By the letter of the law, if a warrant officer neglects his duty to report back to a complainant, or if a detective fails to deliver a docket to court on time, or if a station commander ignores the recommendations of the provincial inspector, he or she should, quite justifiably, be disciplined. But when the fulfilment of these duties far outruns what is humanly possible, a case can be made that disciplinary action itself is a misuse of time.

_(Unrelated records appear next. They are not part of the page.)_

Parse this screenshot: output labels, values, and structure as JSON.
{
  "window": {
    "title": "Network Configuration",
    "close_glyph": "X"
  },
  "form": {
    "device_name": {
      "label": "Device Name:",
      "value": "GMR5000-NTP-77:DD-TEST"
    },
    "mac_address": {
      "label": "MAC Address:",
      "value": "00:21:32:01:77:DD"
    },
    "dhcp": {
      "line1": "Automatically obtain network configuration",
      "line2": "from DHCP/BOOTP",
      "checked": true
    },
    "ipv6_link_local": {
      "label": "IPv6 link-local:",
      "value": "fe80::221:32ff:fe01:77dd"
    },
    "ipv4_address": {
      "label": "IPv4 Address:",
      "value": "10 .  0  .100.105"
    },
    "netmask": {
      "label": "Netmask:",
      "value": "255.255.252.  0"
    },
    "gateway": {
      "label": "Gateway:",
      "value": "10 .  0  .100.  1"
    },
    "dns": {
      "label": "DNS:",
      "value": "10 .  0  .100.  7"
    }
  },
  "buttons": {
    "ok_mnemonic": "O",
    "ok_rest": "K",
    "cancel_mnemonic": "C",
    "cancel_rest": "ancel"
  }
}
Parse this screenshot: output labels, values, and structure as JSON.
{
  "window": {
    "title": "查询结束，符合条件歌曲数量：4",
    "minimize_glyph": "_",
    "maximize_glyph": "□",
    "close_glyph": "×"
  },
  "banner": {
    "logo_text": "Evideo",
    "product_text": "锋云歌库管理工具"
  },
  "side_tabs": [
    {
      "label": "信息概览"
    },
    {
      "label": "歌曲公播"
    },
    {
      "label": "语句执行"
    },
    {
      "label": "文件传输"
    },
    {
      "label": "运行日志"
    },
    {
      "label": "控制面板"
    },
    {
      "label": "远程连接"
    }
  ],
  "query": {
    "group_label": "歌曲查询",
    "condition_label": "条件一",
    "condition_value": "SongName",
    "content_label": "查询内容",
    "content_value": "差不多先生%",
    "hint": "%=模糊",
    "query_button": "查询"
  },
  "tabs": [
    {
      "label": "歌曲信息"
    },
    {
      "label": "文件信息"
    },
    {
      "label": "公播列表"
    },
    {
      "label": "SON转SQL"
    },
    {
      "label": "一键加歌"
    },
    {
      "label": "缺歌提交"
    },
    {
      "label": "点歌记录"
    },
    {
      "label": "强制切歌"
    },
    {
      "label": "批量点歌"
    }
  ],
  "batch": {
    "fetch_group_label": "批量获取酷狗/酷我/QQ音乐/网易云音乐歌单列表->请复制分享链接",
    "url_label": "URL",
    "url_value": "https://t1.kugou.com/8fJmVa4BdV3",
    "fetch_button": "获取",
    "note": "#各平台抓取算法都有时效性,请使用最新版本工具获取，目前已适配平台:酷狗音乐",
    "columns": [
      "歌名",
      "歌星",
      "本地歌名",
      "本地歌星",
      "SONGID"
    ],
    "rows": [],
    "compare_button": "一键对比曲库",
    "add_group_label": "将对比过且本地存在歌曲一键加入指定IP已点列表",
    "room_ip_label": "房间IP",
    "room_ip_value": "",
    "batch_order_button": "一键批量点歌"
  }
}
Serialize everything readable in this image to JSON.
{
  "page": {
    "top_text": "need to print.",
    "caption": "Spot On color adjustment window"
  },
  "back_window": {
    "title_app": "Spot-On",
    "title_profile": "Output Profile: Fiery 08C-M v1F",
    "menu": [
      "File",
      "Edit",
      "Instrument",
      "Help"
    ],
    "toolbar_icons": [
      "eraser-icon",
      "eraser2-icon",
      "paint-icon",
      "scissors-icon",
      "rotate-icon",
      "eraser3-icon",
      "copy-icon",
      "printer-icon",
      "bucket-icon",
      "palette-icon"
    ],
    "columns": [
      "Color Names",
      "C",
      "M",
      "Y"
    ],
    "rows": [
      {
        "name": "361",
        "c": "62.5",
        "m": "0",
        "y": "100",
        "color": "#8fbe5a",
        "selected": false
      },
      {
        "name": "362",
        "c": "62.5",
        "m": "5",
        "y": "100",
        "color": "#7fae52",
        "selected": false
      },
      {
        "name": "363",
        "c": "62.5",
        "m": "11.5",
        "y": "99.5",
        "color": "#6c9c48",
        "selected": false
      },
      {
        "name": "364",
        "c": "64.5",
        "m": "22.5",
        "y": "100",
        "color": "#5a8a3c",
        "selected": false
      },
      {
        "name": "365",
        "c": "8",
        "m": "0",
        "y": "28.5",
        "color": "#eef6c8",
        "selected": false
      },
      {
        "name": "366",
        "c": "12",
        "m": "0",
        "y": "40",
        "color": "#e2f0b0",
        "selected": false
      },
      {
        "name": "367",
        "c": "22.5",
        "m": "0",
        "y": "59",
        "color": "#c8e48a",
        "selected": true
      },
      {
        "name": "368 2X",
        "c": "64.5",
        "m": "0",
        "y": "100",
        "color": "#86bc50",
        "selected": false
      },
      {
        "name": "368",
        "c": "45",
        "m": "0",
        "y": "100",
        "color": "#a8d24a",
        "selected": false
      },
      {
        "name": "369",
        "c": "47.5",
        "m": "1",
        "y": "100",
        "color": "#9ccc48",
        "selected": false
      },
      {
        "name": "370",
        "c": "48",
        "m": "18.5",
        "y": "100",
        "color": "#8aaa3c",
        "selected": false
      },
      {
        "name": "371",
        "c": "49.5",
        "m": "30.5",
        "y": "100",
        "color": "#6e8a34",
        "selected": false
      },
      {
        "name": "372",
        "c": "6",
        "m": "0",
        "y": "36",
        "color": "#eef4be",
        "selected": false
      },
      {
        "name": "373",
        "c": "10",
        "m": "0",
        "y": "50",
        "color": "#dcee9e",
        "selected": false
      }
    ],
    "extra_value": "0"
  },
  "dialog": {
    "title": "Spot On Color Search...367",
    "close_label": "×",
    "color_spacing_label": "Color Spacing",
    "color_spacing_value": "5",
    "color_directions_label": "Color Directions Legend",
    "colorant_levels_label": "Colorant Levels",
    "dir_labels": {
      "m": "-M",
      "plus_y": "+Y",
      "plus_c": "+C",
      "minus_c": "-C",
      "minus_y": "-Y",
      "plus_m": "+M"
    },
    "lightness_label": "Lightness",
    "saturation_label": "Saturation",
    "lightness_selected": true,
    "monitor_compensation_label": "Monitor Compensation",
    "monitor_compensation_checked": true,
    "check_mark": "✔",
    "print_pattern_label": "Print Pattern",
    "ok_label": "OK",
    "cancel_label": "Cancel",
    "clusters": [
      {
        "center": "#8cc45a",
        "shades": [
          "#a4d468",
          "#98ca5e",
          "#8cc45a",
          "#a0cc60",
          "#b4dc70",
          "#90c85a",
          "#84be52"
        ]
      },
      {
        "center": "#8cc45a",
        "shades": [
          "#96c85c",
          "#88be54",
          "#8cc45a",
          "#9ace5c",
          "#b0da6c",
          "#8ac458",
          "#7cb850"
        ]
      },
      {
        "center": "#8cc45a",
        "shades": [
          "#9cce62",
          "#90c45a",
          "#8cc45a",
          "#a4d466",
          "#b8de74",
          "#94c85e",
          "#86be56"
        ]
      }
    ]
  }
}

Commissioner Justice O’Regan, putting herself in the shoes of a station commander, summed up the problem:
The detective does some very good work, messes up on some things, and then you say I’m just not going to discipline that detective; because although technically in terms of every SAPS rule I ought to, it would be unreasonable of me to treat that detective that way.
Perhaps unexpectedly, one of the Commission’s most striking achievements has been to show that the Khayelitsha police—in spite of their many, very real and often callous acts of misconduct and lawlessness—are themselves the victims of a much wider systemic problem. “We don’t dispute that we also lack somewhere,” testified Brigadier Zithulele Dladla, station commander at Khayelitsha Site B. “But the majority of our crimes are emanating from these shortages of resources … We chose the wrong job. We are the whipping boys.”

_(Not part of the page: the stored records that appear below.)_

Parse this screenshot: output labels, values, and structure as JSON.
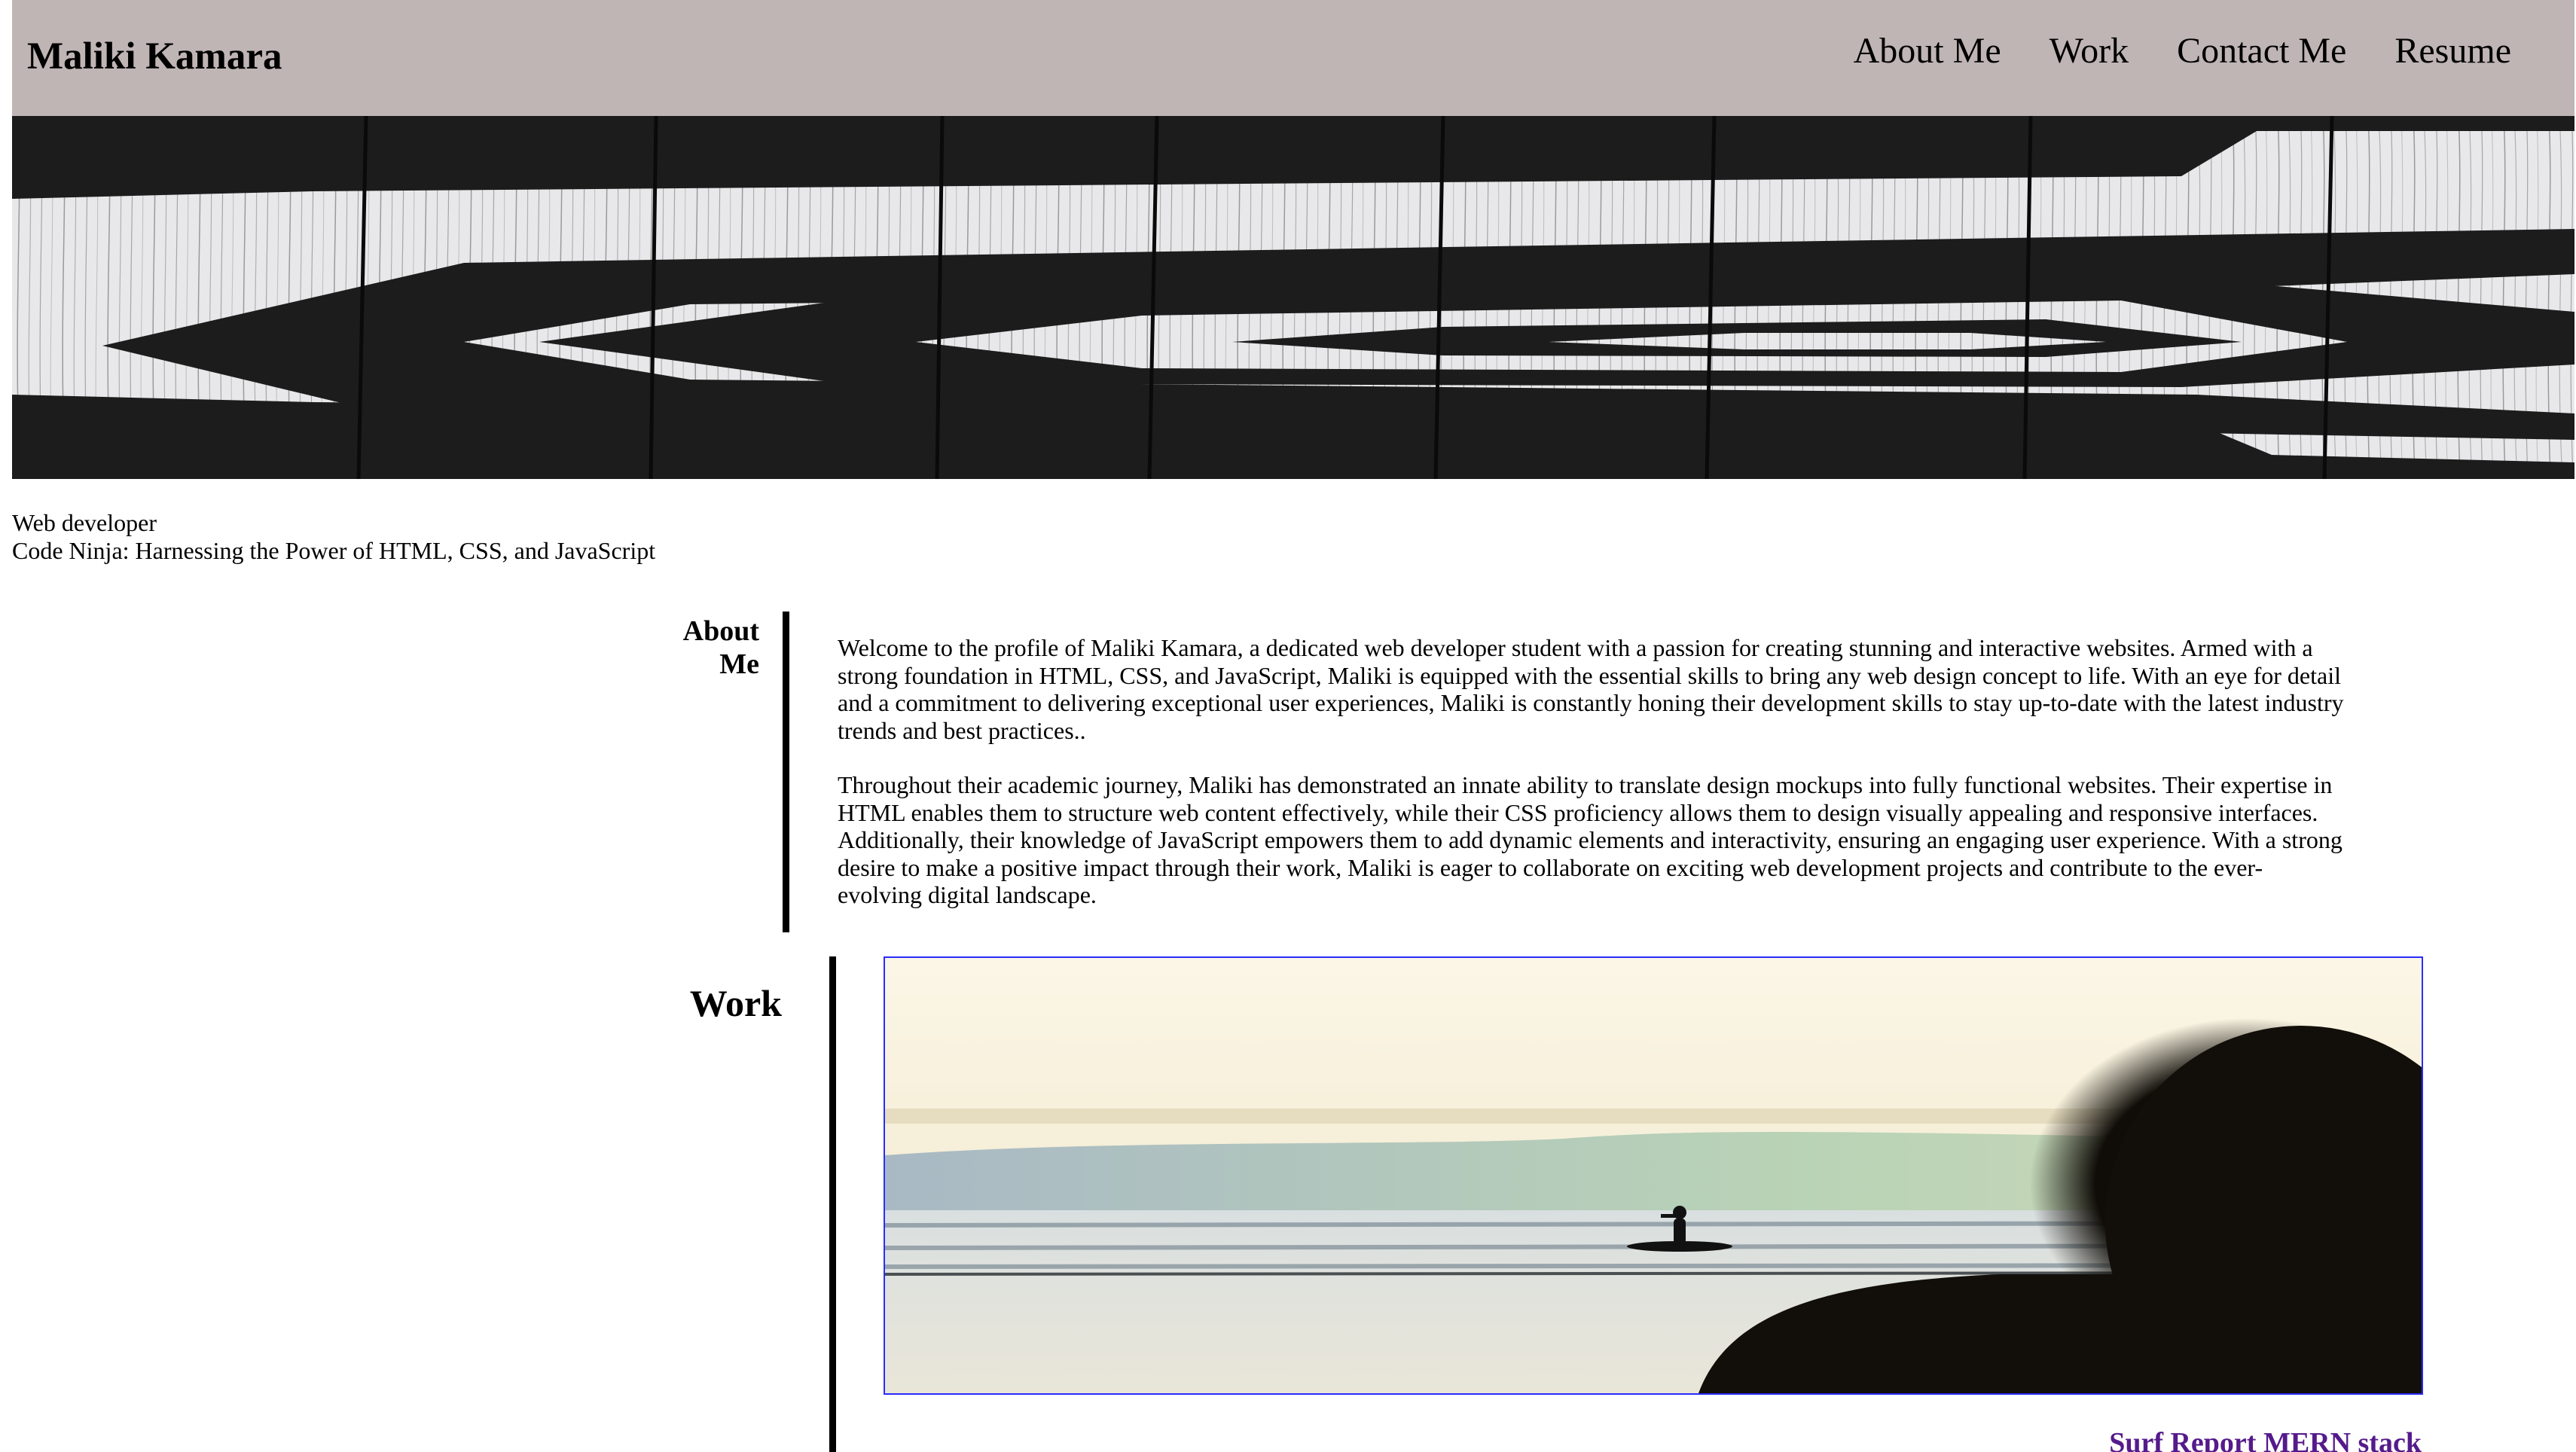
{
  "header": {
    "site_title": "Maliki Kamara",
    "nav": [
      {
        "label": "About Me"
      },
      {
        "label": "Work"
      },
      {
        "label": "Contact Me"
      },
      {
        "label": "Resume"
      }
    ],
    "background_color": "#bfb5b4"
  },
  "hero": {
    "image": "black-and-white-carved-wood-pattern"
  },
  "tagline": {
    "line1": "Web developer",
    "line2": "Code Ninja: Harnessing the Power of HTML, CSS, and JavaScript"
  },
  "about": {
    "heading": "About Me",
    "paragraphs": [
      "Welcome to the profile of Maliki Kamara, a dedicated web developer student with a passion for creating stunning and interactive websites. Armed with a strong foundation in HTML, CSS, and JavaScript, Maliki is equipped with the essential skills to bring any web design concept to life. With an eye for detail and a commitment to delivering exceptional user experiences, Maliki is constantly honing their development skills to stay up-to-date with the latest industry trends and best practices..",
      "Throughout their academic journey, Maliki has demonstrated an innate ability to translate design mockups into fully functional websites. Their expertise in HTML enables them to structure web content effectively, while their CSS proficiency allows them to design visually appealing and responsive interfaces. Additionally, their knowledge of JavaScript empowers them to add dynamic elements and interactivity, ensuring an engaging user experience. With a strong desire to make a positive impact through their work, Maliki is eager to collaborate on exciting web development projects and contribute to the ever-evolving digital landscape."
    ]
  },
  "work": {
    "heading": "Work",
    "projects": [
      {
        "image": "surfer-at-sunset-beach-photo",
        "link_label": "Surf Report MERN stack",
        "link_color": "#551a8b"
      }
    ]
  }
}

Crucially, the failure to combat serious crime in informal areas implicates not just the policemen and women who confront it on a daily basis, but every level of the SAPS. Pretoria’s ‘fundamentally irrational’ distribution of resources is perhaps the clearest indication of this, along with Minister of Police Nathi Mthethwa’s attempt to nullify the inquiry at the Constitutional Court. And while the prosecutors and the courts have their own shortages and inefficiencies to account for, the criminal justice system as a whole still does not warrant the full brunt of the commissioners’ scrutiny. For this reason it naturally suited Western Cape Premier Helen Zille to preclude four DA-governed bodies—the Metro Police, the Anti-land Invasion Unit, the City of Cape Town and the Western Cape Provincial Government—from the Commission’s mandate, despite the direct influence each of these has on safety and security in Khayelitsha.
Added together, these failures are devastating. Callousness, inefficiency and dehumanising neglect are what the people of Khayelitsha have come to expect from those responsible for protecting and governing them. If the police are scapegoats operating on the margins of the system, the residents are the outcasts of an exclusive society.